If the PM presses ahead with watering down the net zero pledges it will spark a major backlash within the party. Chris Skidmore, a Conservative former energy minister who has become increasingly outspoken on net zero, said: “If this is true, the decision will cost the UK jobs, inward investment, and future economic growth that could have been ours by committing to the industries of the future. “It will potentially destabilise thousands of jobs and see investment go elsewhere. And ultimately the people who will pay the price for this will be householders whose bills will remain higher as a result of inefficient fossil fuels and being dependent on volatile international fossil fuel prices. “Rishi Sunak still has time to think again and not make the greatest mistake of his premiership, condemning the UK to missing out on what can be the opportunity of the decade to deliver growth, jobs and future prosperity.”

Here’s a mixture of views from the press:

Rishi Sunak prepares to water down UK green measures | Financial Times

Ban on sale of new petrol and diesel cars could be delayed by five years as Rishi Sunak ‘prepares to water down Net Zero pledges’ with PM shifting to ‘pragmatic’ approach to climate action | Daily Mail Online

Sunak planning to drop net zero policies in pre-election challenge to Labour | Green politics | The Guardian

Rishi Sunak to water down net zero targets in major speech – Number of policies set to be axed |

Rishi Sunak mulling over watering down net zero commitments |

Rishi Sunak could delay sale of petrol and diesel car ban as ‘green policies watered down’ | Politics | News |

Ross Clarke writing in The Spectator in July saw this coming, declaring that “Sunak will have to water down net zero sooner or later“:

Lord Barwell, who was Theresa May’s chief of staff when net zero was nodded through the Commons in the dying days of her government, has taken to Twitter to accuse politicians of not being honest when they claim that net zero can be achieved without imposing the cost of living for households. But, he claims, the fact that net zero will cost us all shouldn’t deter the government from pursuing it – because public opinion is heavily on its side. 
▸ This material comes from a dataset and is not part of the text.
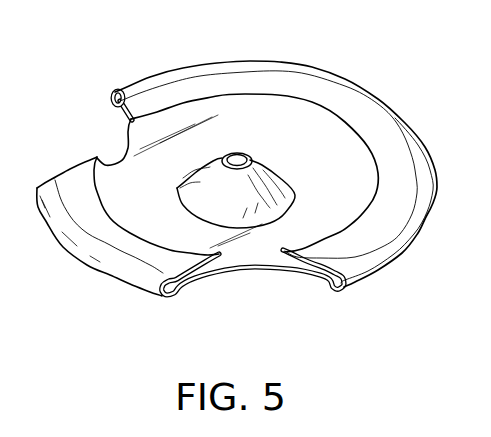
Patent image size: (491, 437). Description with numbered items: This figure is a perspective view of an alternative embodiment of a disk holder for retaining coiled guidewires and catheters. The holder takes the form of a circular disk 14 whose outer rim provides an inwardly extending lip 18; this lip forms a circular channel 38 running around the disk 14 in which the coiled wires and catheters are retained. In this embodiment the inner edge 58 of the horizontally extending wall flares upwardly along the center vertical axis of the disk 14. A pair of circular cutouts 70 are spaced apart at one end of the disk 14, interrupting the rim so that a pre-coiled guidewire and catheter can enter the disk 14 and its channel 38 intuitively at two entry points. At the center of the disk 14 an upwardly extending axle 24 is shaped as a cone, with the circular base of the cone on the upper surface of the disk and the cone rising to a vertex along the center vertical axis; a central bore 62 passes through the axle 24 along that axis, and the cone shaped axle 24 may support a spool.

The trouble is, the IPSOS poll (from last November) that he links to in an effort to back his point suggests the opposite of what he claims it does (and, indeed, what the headline of IPSOS’ press release claimed). When people are asked whether they support the net zero target in general they tend to say ‘yes’. But when they are asked whether they support specific policies, taking into account the effect on their personal finances, they answer very differently. 

Subsidies for electric vehicles? A net balance of minus 13 per cent of people said they support them. Phasing out gas boilers? Minus 14 per cent. Access to ‘sustainable pension funds’? Minus 31 per cent. An increase in vegetarianism? Minus 27 per cent. Low traffic neighbourhoods? Minus 39 per cent.

Interestingly, the one policy which did seem to appeal to the public is a ‘frequent flyer levy’, which had net support of plus 10 per cent. This is quite possibly because ordinary people are offended by the hypocrisy of elite figures who preach about climate change and then jet off around the world as if efforts to cut carbon emissions should not apply to them. But that is not something which the government is proposing. Rather the government seems to favour policies which will hit ordinary people while sparing the wealthy their private jets – not, one might have thought, a great election-winning strategy.

Will Sunak really water down net zero policies as he suggested he might? You can forget the net zero target by 2050 being dropped in the near future, although it will almost certainly have to be revised nearer the time. That is a legal commitment and would require legislation to amend. 

The ban on petrol and diesel cars by 2030 is another matter. The EU has already watered down its own commitment on this front, saying that internal combustion engine cars will still be allowed after 2035, so long as they are capable of being run on synthetic fuels. (This applies to all car engines, given that synthetic fuels could be made to any recipe you like.)